There has been much debate over the origin of the surname "Feather".
Although I don't profess to answer the question, the following are just some suggestions that have been made over the years.
The Yorkshire Evening Post (or News) Newspaper, by Charles Hughes. Date unknown.
What's Your Name number 49. - Feather. The Feathers turn out to be all over the place, but it seems to be a North Country name. Featherstone is in Yorkshire and Featherstonehaugh is an immemorial name in Northumberland. Featherstonehaugh is also one of the longest surnames we possess, if we omit the coupling up of names on the Blantagenet-Smith principle.
Who was the first Mr. Feather? One might suppose that he was someone who feathered arrows, when one remembers how many of our surnames do derive from the craft of Archery, but it is not likely. He probably held the Anglo-Scandinavian personal name of Feador, which is a form of father in the Northern dialects.
Why this should be so centered in the Haworth District is guesswork.
Collections relating to the surname of Feather by George W. Marshall L.L.D. Worksop, 1887. (Page 24)
"All the Feathers of England sprang from Haworth"; So we were informed years ago, and certainly Haworth figures amongst the earliest of several Yorkshire places given in Dr. Marshall's valuable pamphlet.
Amongst the wills recorded from Yorkshire Registry of members of this peculiarly named and comparatively small family, William Feather of Darton 1541, and James Feather of Woulley 1517, precede the mention of Robert Feather of Oxenhope, in Haworth, 1590, but nearly all the rest of the wills are those of the Airedale branch.
The Yorkshire Bibliographer Volume 1. pages 134 and 225 Edited by J. Horesfall Turner, Idle, Bradford 1888.
Feathers of Haworth.
Dr.
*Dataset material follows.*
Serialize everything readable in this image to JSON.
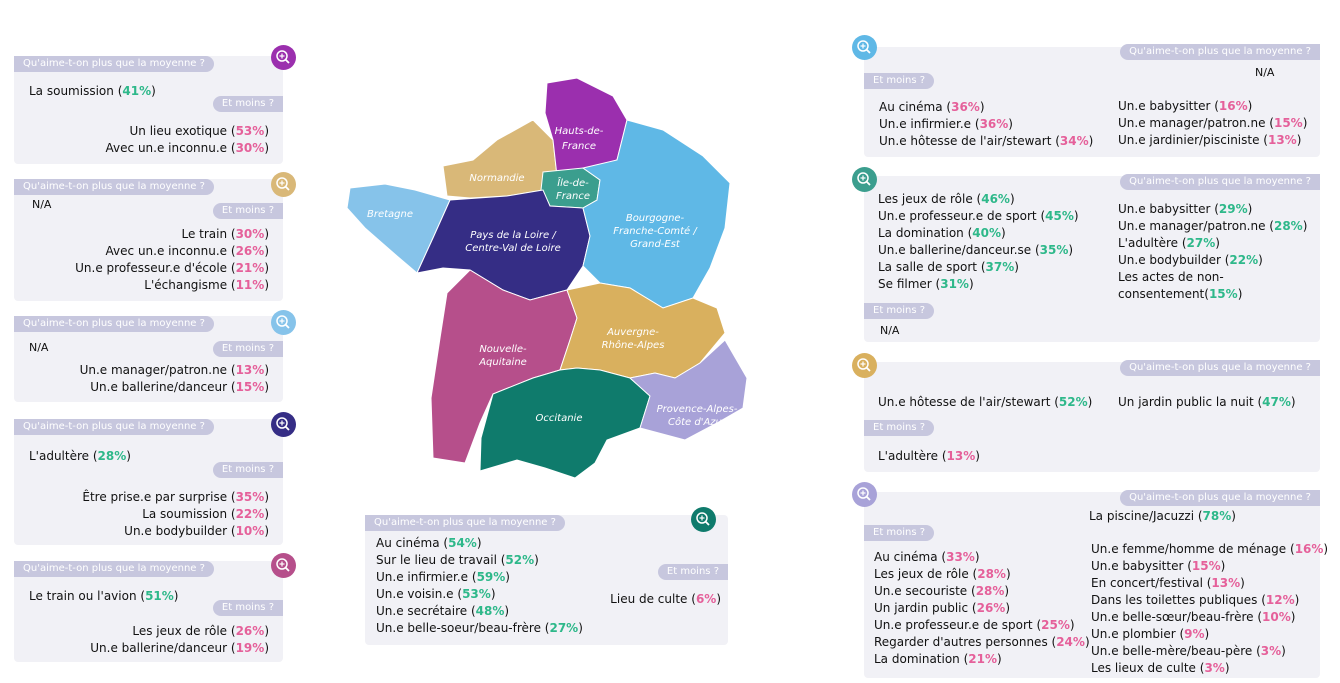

G. W. Marshall has printed (4 pages) of the Monumental Inscriptions in the Churchyard at Haworth, respecting the family of Feather, as a supplementary note to the pamphlet we previously announced. During the holiday or seaside session, an hour might be well spent in copying the tablets in our Churches, or the brasses, or the Churchyard gravestones, and probably many would be pleased to do this if their labours would not be wasted.
"May the Feathers keep flying and may they feather their nests too".
English: from Middle English fether ‘feather’, applied as a metonymic occupational name for a trader in feathers and down, a maker of quilts, or possibly a maker of pens. Feathermongers are recorded from the 13th century onwards. In some cases the surname may have arisen from a nickname denoting a very light person or perhaps a person of no account.Americanized form of German Feder.